La historia es cíclica y ciertos hechos persisten en regresar. El 10 de mayo de 1933, hacia las siete de la tarde, una procesión de tres mil estudiantes convergió en la plaza de la Opera, medio kilómetro al oriente del hotel Adlon, y levantó una gigantesca pila de leños. Sobre el altar del sacrificio, la muchedumbre bárbara arrojó libros de Jakob Wassermann, Stefan Zweig, Erich Maria Remarque, Heinrich Mann, Walther Rathenau, Albert Einstein y Hugo Preuss, que había redactado la constitución democrática de la República de Weimar. El holocausto incluía también, con voracidad universal, a escritores no alemanes: Jack London, H.G.Wells, Helen Keller, André Gide, Emile Zola. Las bibliotecas de los alrededores fueron saqueadas y el propio ministro de Propaganda, Joseph Goebbels, enriqueció el túmulo funerario con unos diez a doce camiones llenos hasta el tope de Talmudes, Biblias, Misnás y otros corderos propiciatorios del sacrificio judío.
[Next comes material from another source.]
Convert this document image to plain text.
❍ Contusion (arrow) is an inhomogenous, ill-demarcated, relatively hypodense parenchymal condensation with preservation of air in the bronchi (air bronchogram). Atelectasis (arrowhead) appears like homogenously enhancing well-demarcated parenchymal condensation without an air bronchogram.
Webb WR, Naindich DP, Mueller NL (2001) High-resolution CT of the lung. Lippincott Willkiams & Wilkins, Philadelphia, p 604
Uno de los estudiantes, trepado sobre un mesón, leyó la carta de oprobio y la orden de ajusticiamiento: "Por el bien de la patria, vamos a quemar todos aquellos libros y folletos que contengan pensamientos u opiniones agraviantes para nuestro ser nacional, el hogar alemán y las fuerzas motrices de nuestro pueblo". Nadie sabía muy bien en qué consistían los valores de los que estaba hablando, pero el estudiante rugió y nadie se atrevió a no rugir.

El historiador William L. Shirer, que estaba en la plaza, refiere que un oficial de las SA clamó en ese momento: "¡Matemos a los escritores! ¡Matemos a los periodistas!". Y el narrador norteamericano Christopher Isherwood, que contemplaba desde la ventana de su hotel aquel espectáculo de pesadilla, recordaría más tarde: "Eran hombres dispuestos a matar, a violar, a cualquier allanamiento de la libertad o de la persona que pudiera saciar sus infinitos resentimientos. La ciudad entera yacía bajo un temor contagioso. Pude sentirlo en mis huesos, como si fuera una gripe".

La otra alma del pueblo alemán (pues había otra) yacía aquella noche entre las cenizas, aunque aún seguía viva. He visto fotos de cuando esa alma volvió a levantarse, el 5 de septiembre pasado. Un puñado de estudiantes -no eran tres mil pero eran muchos- caminó por la avenida Unter den Linden hacia la antigua plaza de la Opera, que ahora se llama August Bebel, en memoria de un político socialdemócrata al que apasionaban los libros. Los estudiantes dejaron un colchón de flores en el mismo sitio donde hace setenta y cinco años se alzaba la infame pira de los nazis. Sobre las flores depositaron algunos de los títulos incinerados: obras de Freud, de Werfel, de Stefan Zweig, de Thomas Mann. He visto esas imágenes entre los fragmentos de 24 horas Berlín que los amantes de la ciudad captaron mientras se grababa el documental.

Aunque los lugares siguen en pie, la memoria los transfigura y los redime. Como no puede modificarlos, los ilumina. La historia es cíclica, pero cuando algunos hechos del pasado regresan, los seres humanos son ya, felizmente, otros.